Alle 1,4 Milliarden Inder sind für die absehbare Zukunft im Lockdown, um die Verbreitung des Covid-19 Virus einzudämmen. Obwohl die AHA-Regeln wichtig sind, um die Kurve dieses hoch infektiösen Viruses niedrig zu halten, lassen Sie uns kurz darüber nachdenken, was diese Vorschriften für Millionen von Indern ganz praktisch bedeuten.

Die meisten indischen Familien leben mit Müttern, Vätern, Großeltern, Kindern oder Enkeln, zusammen in einem Haus. Es können manchmal mehr als zehn Personen in einem ein- oder Zweizimmer Appartment leben, mit wenig Platz für Abstand oder Quarantänemöglichkeiten. In den Slums liegen die Hütten eng aneinander, ohne einen Meter Platz dazwischen.

Im ländlichen Raum oder in den Slums gibt es fast keine Elektrizität oder fließendes Wasser. Händewaschen oder das Desinfizieren von persönlichen Dingen ohne frisches, sauberes Wasser, Seife oder andere Reinigungsmittel, ist so gut wie unmöglich.
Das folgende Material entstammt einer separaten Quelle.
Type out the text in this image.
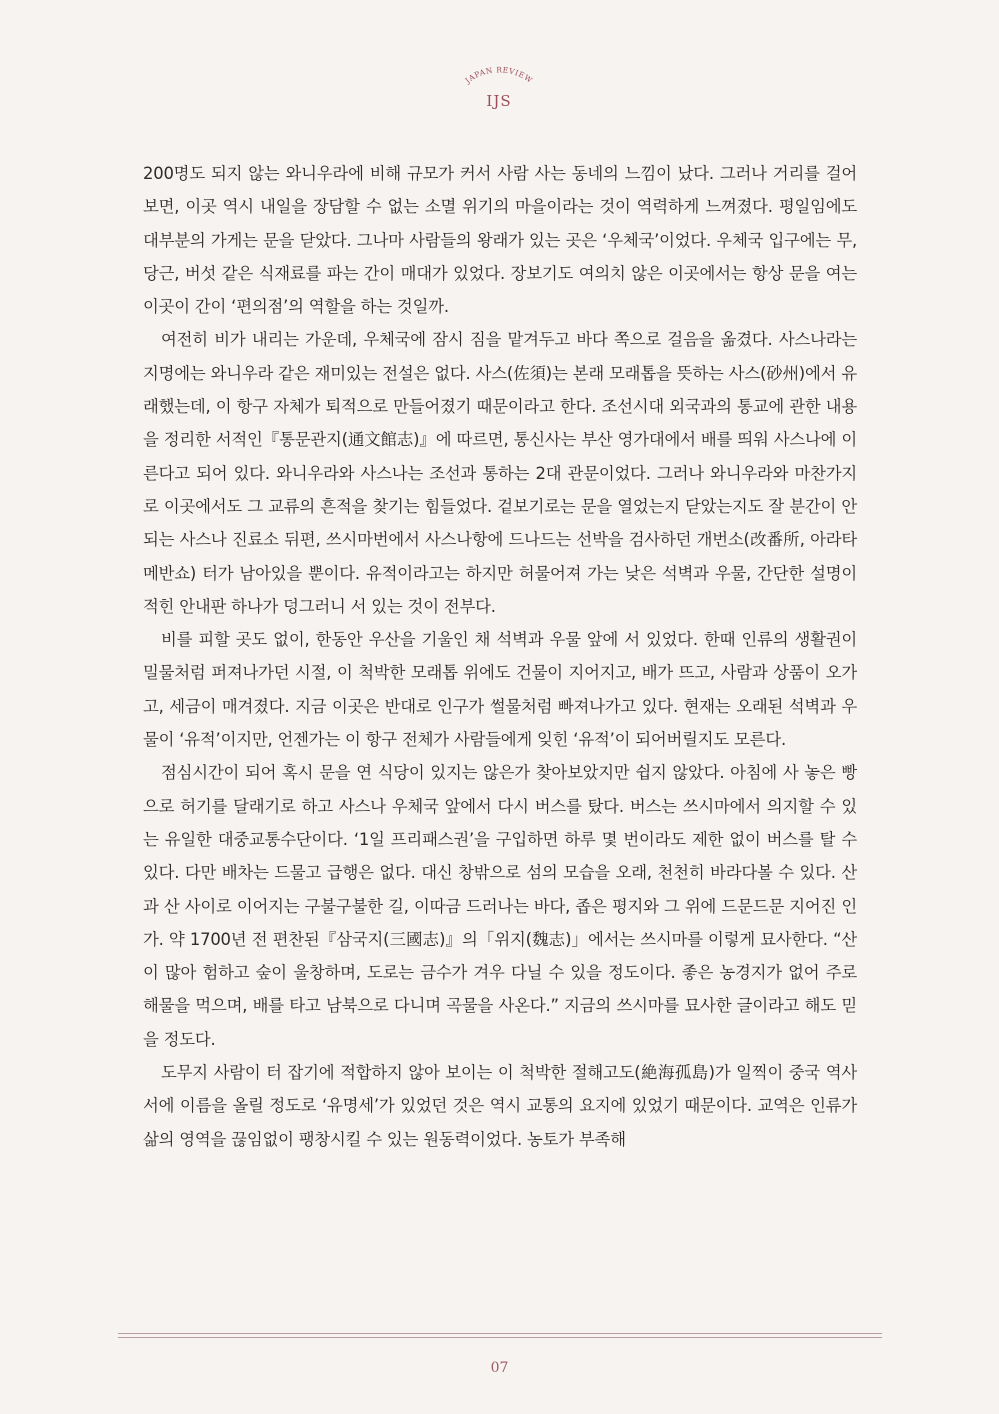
JAPAN REVIEW
IJS

200명도 되지 않는 와니우라에 비해 규모가 커서 사람 사는 동네의 느낌이 났다. 그러나 거리를 걸어보면, 이곳 역시 내일을 장담할 수 없는 소멸 위기의 마을이라는 것이 역력하게 느껴졌다. 평일임에도 대부분의 가게는 문을 닫았다. 그나마 사람들의 왕래가 있는 곳은 ‘우체국’이었다. 우체국 입구에는 무, 당근, 버섯 같은 식재료를 파는 간이 매대가 있었다. 장보기도 여의치 않은 이곳에서는 항상 문을 여는 이곳이 간이 ‘편의점’의 역할을 하는 것일까.

여전히 비가 내리는 가운데, 우체국에 잠시 짐을 맡겨두고 바다 쪽으로 걸음을 옮겼다. 사스나라는 지명에는 와니우라 같은 재미있는 전설은 없다. 사스(佐須)는 본래 모래톱을 뜻하는 사스(砂州)에서 유래했는데, 이 항구 자체가 퇴적으로 만들어졌기 때문이라고 한다. 조선시대 외국과의 통교에 관한 내용을 정리한 서적인『통문관지(通文館志)』에 따르면, 통신사는 부산 영가대에서 배를 띄워 사스나에 이른다고 되어 있다. 와니우라와 사스나는 조선과 통하는 2대 관문이었다. 그러나 와니우라와 마찬가지로 이곳에서도 그 교류의 흔적을 찾기는 힘들었다. 겉보기로는 문을 열었는지 닫았는지도 잘 분간이 안 되는 사스나 진료소 뒤편, 쓰시마번에서 사스나항에 드나드는 선박을 검사하던 개번소(改番所, 아라타메반쇼) 터가 남아있을 뿐이다. 유적이라고는 하지만 허물어져 가는 낮은 석벽과 우물, 간단한 설명이 적힌 안내판 하나가 덩그러니 서 있는 것이 전부다.

비를 피할 곳도 없이, 한동안 우산을 기울인 채 석벽과 우물 앞에 서 있었다. 한때 인류의 생활권이 밀물처럼 퍼져나가던 시절, 이 척박한 모래톱 위에도 건물이 지어지고, 배가 뜨고, 사람과 상품이 오가고, 세금이 매겨졌다. 지금 이곳은 반대로 인구가 썰물처럼 빠져나가고 있다. 현재는 오래된 석벽과 우물이 ‘유적’이지만, 언젠가는 이 항구 전체가 사람들에게 잊힌 ‘유적’이 되어버릴지도 모른다.

점심시간이 되어 혹시 문을 연 식당이 있지는 않은가 찾아보았지만 쉽지 않았다. 아침에 사 놓은 빵으로 허기를 달래기로 하고 사스나 우체국 앞에서 다시 버스를 탔다. 버스는 쓰시마에서 의지할 수 있는 유일한 대중교통수단이다. ‘1일 프리패스권’을 구입하면 하루 몇 번이라도 제한 없이 버스를 탈 수 있다. 다만 배차는 드물고 급행은 없다. 대신 창밖으로 섬의 모습을 오래, 천천히 바라다볼 수 있다. 산과 산 사이로 이어지는 구불구불한 길, 이따금 드러나는 바다, 좁은 평지와 그 위에 드문드문 지어진 인가. 약 1700년 전 편찬된『삼국지(三國志)』의「위지(魏志)」에서는 쓰시마를 이렇게 묘사한다. “산이 많아 험하고 숲이 울창하며, 도로는 금수가 겨우 다닐 수 있을 정도이다. 좋은 농경지가 없어 주로 해물을 먹으며, 배를 타고 남북으로 다니며 곡물을 사온다.” 지금의 쓰시마를 묘사한 글이라고 해도 믿을 정도다.

도무지 사람이 터 잡기에 적합하지 않아 보이는 이 척박한 절해고도(絶海孤島)가 일찍이 중국 역사서에 이름을 올릴 정도로 ‘유명세’가 있었던 것은 역시 교통의 요지에 있었기 때문이다. 교역은 인류가 삶의 영역을 끊임없이 팽창시킬 수 있는 원동력이었다. 농토가 부족해

07
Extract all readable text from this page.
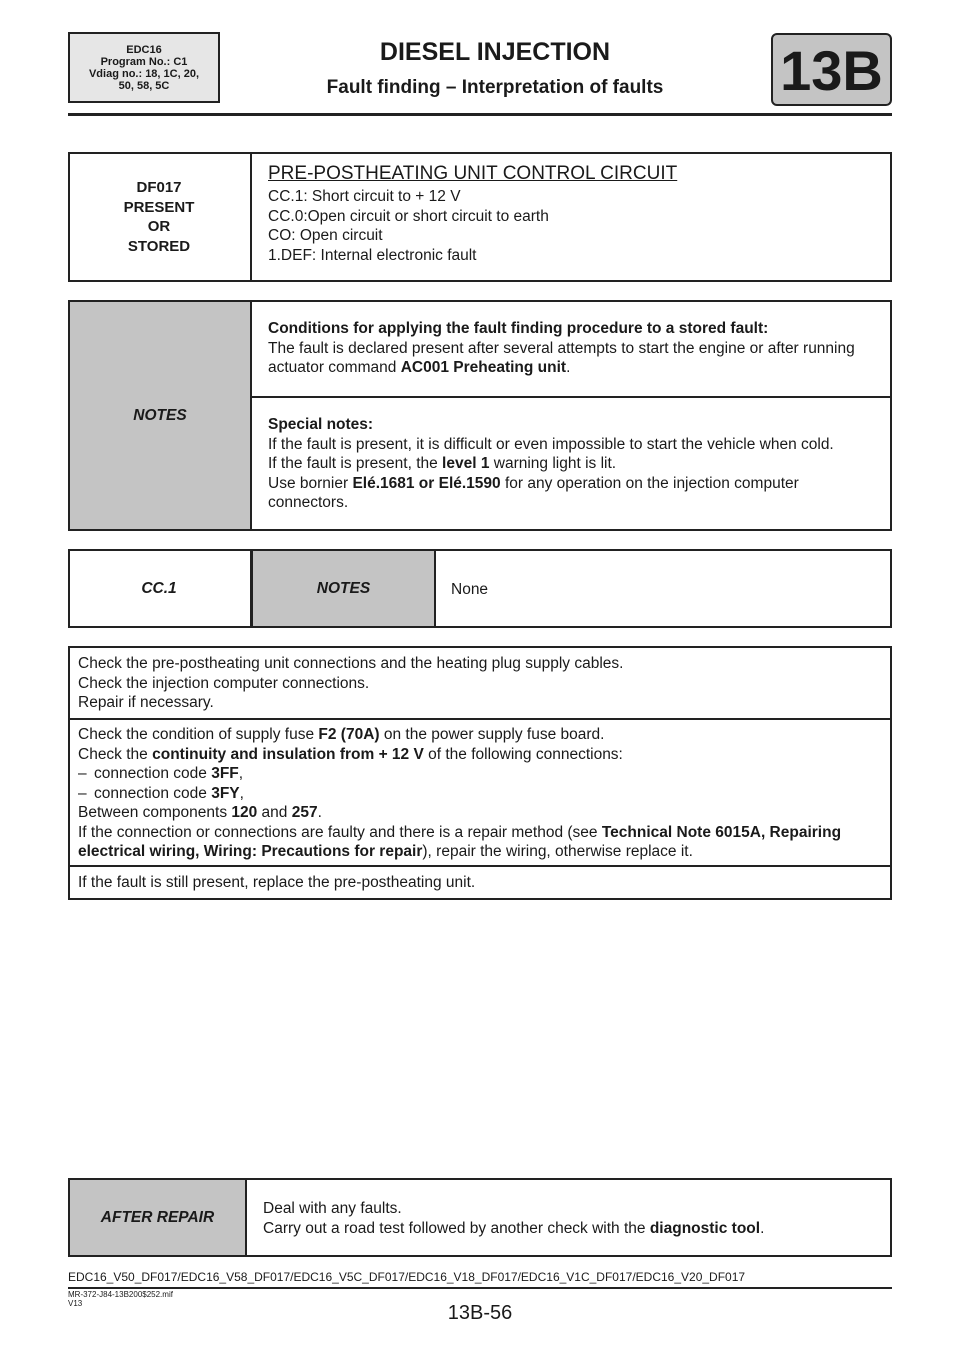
EDC16
Program No.: C1
Vdiag no.: 18, 1C, 20,
50, 58, 5C
DIESEL INJECTION
Fault finding – Interpretation of faults	13B
DF017
PRESENT
OR
STORED
PRE-POSTHEATING UNIT CONTROL CIRCUIT
CC.1: Short circuit to + 12 V
CC.0:Open circuit or short circuit to earth
CO: Open circuit
1.DEF: Internal electronic fault
NOTES
Conditions for applying the fault finding procedure to a stored fault:
The fault is declared present after several attempts to start the engine or after running actuator command AC001 Preheating unit.
Special notes:
If the fault is present, it is difficult or even impossible to start the vehicle when cold.
If the fault is present, the level 1 warning light is lit.
Use bornier Elé.1681 or Elé.1590 for any operation on the injection computer connectors.
CC.1	NOTES	None
Check the pre-postheating unit connections and the heating plug supply cables.
Check the injection computer connections.
Repair if necessary.
Check the condition of supply fuse F2 (70A) on the power supply fuse board.
Check the continuity and insulation from + 12 V of the following connections:
– connection code 3FF,
– connection code 3FY,
Between components 120 and 257.
If the connection or connections are faulty and there is a repair method (see Technical Note 6015A, Repairing electrical wiring, Wiring: Precautions for repair), repair the wiring, otherwise replace it.
If the fault is still present, replace the pre-postheating unit.
AFTER REPAIR	Deal with any faults.
Carry out a road test followed by another check with the diagnostic tool.
EDC16_V50_DF017/EDC16_V58_DF017/EDC16_V5C_DF017/EDC16_V18_DF017/EDC16_V1C_DF017/EDC16_V20_DF017
MR-372-J84-13B200$252.mif
V13	13B-56
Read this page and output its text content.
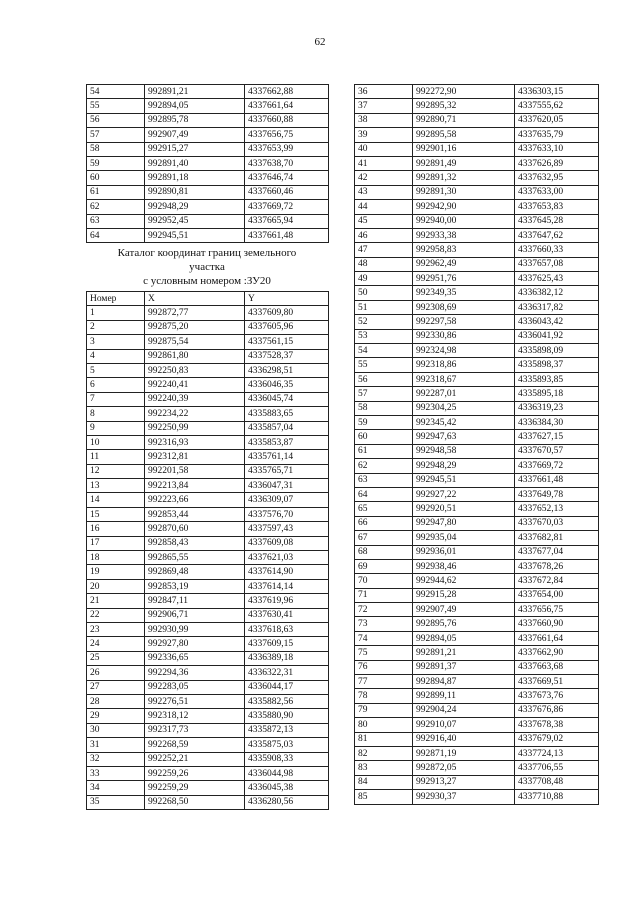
62
54	992891,21	4337662,88
55	992894,05	4337661,64
56	992895,78	4337660,88
57	992907,49	4337656,75
58	992915,27	4337653,99
59	992891,40	4337638,70
60	992891,18	4337646,74
61	992890,81	4337660,46
62	992948,29	4337669,72
63	992952,45	4337665,94
64	992945,51	4337661,48
Каталог координат границ земельного
участка
с условным номером :ЗУ20
Номер	X	Y
1	992872,77	4337609,80
2	992875,20	4337605,96
3	992875,54	4337561,15
4	992861,80	4337528,37
5	992250,83	4336298,51
6	992240,41	4336046,35
7	992240,39	4336045,74
8	992234,22	4335883,65
9	992250,99	4335857,04
10	992316,93	4335853,87
11	992312,81	4335761,14
12	992201,58	4335765,71
13	992213,84	4336047,31
14	992223,66	4336309,07
15	992853,44	4337576,70
16	992870,60	4337597,43
17	992858,43	4337609,08
18	992865,55	4337621,03
19	992869,48	4337614,90
20	992853,19	4337614,14
21	992847,11	4337619,96
22	992906,71	4337630,41
23	992930,99	4337618,63
24	992927,80	4337609,15
25	992336,65	4336389,18
26	992294,36	4336322,31
27	992283,05	4336044,17
28	992276,51	4335882,56
29	992318,12	4335880,90
30	992317,73	4335872,13
31	992268,59	4335875,03
32	992252,21	4335908,33
33	992259,26	4336044,98
34	992259,29	4336045,38
35	992268,50	4336280,56
36	992272,90	4336303,15
37	992895,32	4337555,62
38	992890,71	4337620,05
39	992895,58	4337635,79
40	992901,16	4337633,10
41	992891,49	4337626,89
42	992891,32	4337632,95
43	992891,30	4337633,00
44	992942,90	4337653,83
45	992940,00	4337645,28
46	992933,38	4337647,62
47	992958,83	4337660,33
48	992962,49	4337657,08
49	992951,76	4337625,43
50	992349,35	4336382,12
51	992308,69	4336317,82
52	992297,58	4336043,42
53	992330,86	4336041,92
54	992324,98	4335898,09
55	992318,86	4335898,37
56	992318,67	4335893,85
57	992287,01	4335895,18
58	992304,25	4336319,23
59	992345,42	4336384,30
60	992947,63	4337627,15
61	992948,58	4337670,57
62	992948,29	4337669,72
63	992945,51	4337661,48
64	992927,22	4337649,78
65	992920,51	4337652,13
66	992947,80	4337670,03
67	992935,04	4337682,81
68	992936,01	4337677,04
69	992938,46	4337678,26
70	992944,62	4337672,84
71	992915,28	4337654,00
72	992907,49	4337656,75
73	992895,76	4337660,90
74	992894,05	4337661,64
75	992891,21	4337662,90
76	992891,37	4337663,68
77	992894,87	4337669,51
78	992899,11	4337673,76
79	992904,24	4337676,86
80	992910,07	4337678,38
81	992916,40	4337679,02
82	992871,19	4337724,13
83	992872,05	4337706,55
84	992913,27	4337708,48
85	992930,37	4337710,88
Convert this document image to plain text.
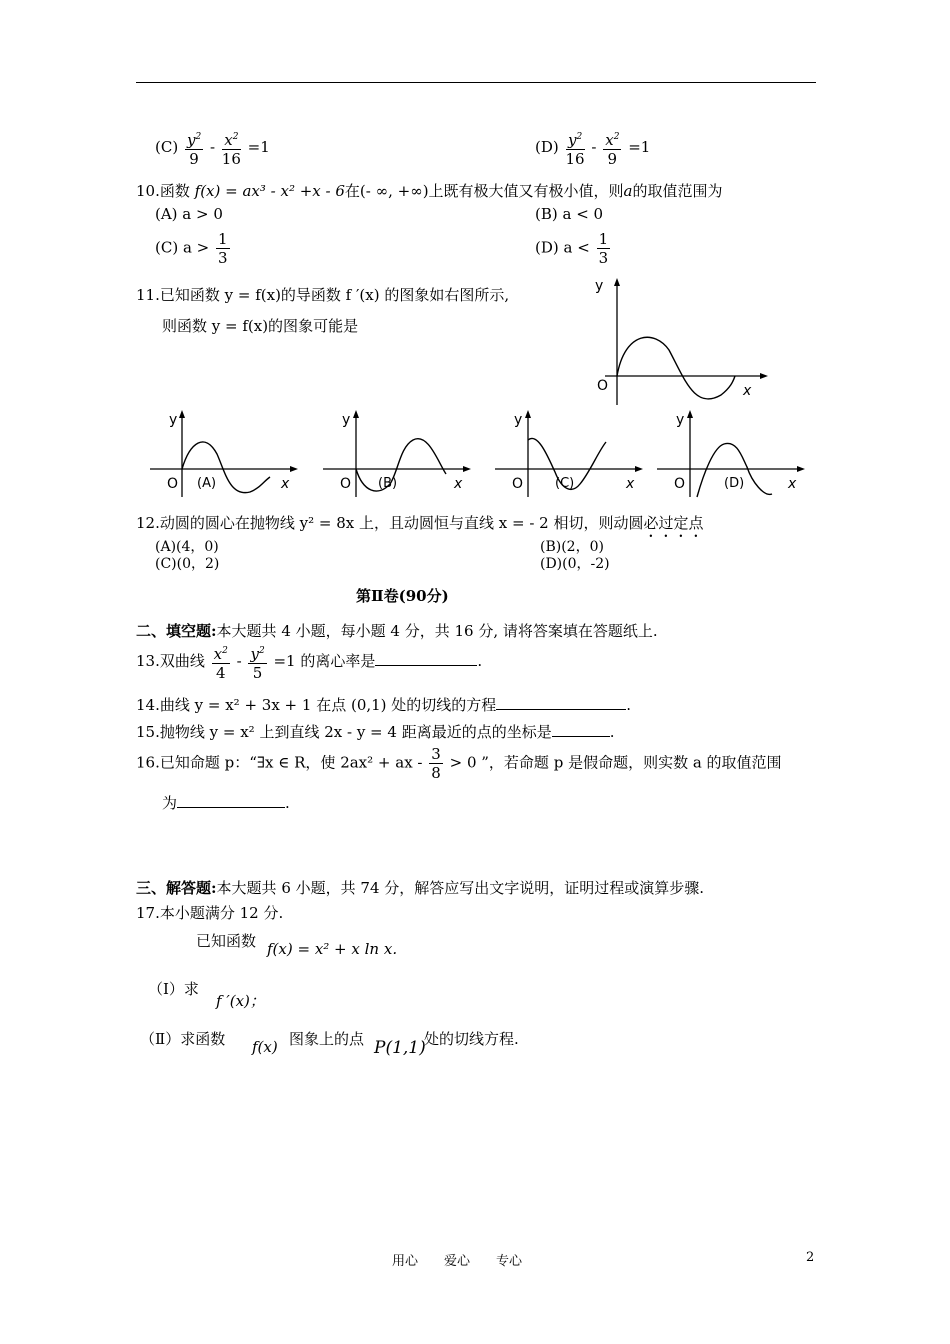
$(C) \frac{y^2}{9} - \frac{x^2}{16} =1$	$(D) \frac{y^2}{16} - \frac{x^2}{9} =1$
10.函数 f(x) = ax³ - x² +x - 6在(- ∞, +∞)上既有极大值又有极小值，则a的取值范围为
(A) a > 0	(B) a < 0
(C) $a > \frac{1}{3}$	(D) $a < \frac{1}{3}$
11.已知函数 y = f(x)的导函数 f ′(x) 的图象如右图所示,
则函数 y = f(x)的图象可能是
y
O	x
y
O	x
(A)
y
O	x
(B)
y
O	x
(C)
y
O	x
(D)
12.动圆的圆心在抛物线 y² = 8x 上，且动圆恒与直线 x = - 2 相切，则动圆必过定点
(A)(4，0)	(B)(2，0)
(C)(0，2)	(D)(0，-2)
第Ⅱ卷(90分)
二、填空题:本大题共 4 小题，每小题 4 分，共 16 分, 请将答案填在答题纸上.
13.双曲线 $\frac{x^2}{4} - \frac{y^2}{5} =1$ 的离心率是	.
14.曲线 y = x² + 3x + 1 在点 (0,1) 处的切线的方程	.
15.抛物线 y = x² 上到直线 2x - y = 4 距离最近的点的坐标是	.
16.已知命题 p：“∃x ∈ R，使 2ax² + ax - $\frac{3}{8} > 0$ ”，若命题 p 是假命题，则实数 a 的取值范围
为	.
三、解答题:本大题共 6 小题，共 74 分，解答应写出文字说明，证明过程或演算步骤.
17.本小题满分 12 分.
已知函数 f(x) = x² + x ln x.
（Ⅰ）求
f ′(x)；
（Ⅱ）求函数 f(x) 图象上的点 P(1,1)
处的切线方程.
用心　　爱心　　专心	2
Das Abstandhalten ist für eine Kultur, für die soziale Interaktion ein hohes Gut bedeutet, besonders herausfordernd. Nicht mit Nachbarn reden zu können oder sich auf dem Marktplatz beim Gemüseeinkauf treffen zu dürfen ist für Viele emotionell sehr schwer. Durch einen Mangel an Information und Kenntnis darüber, wie das Virus sich ausbreitet, ist für viele Menschen aus den ärmeren Gegenden nicht nachvollziehbar, wie sich dieser unsichtbare Feind, nur durch einen kurzen Handschlag, eine kleine Umarmung, eine kurze Unterhaltung verbreiten kann.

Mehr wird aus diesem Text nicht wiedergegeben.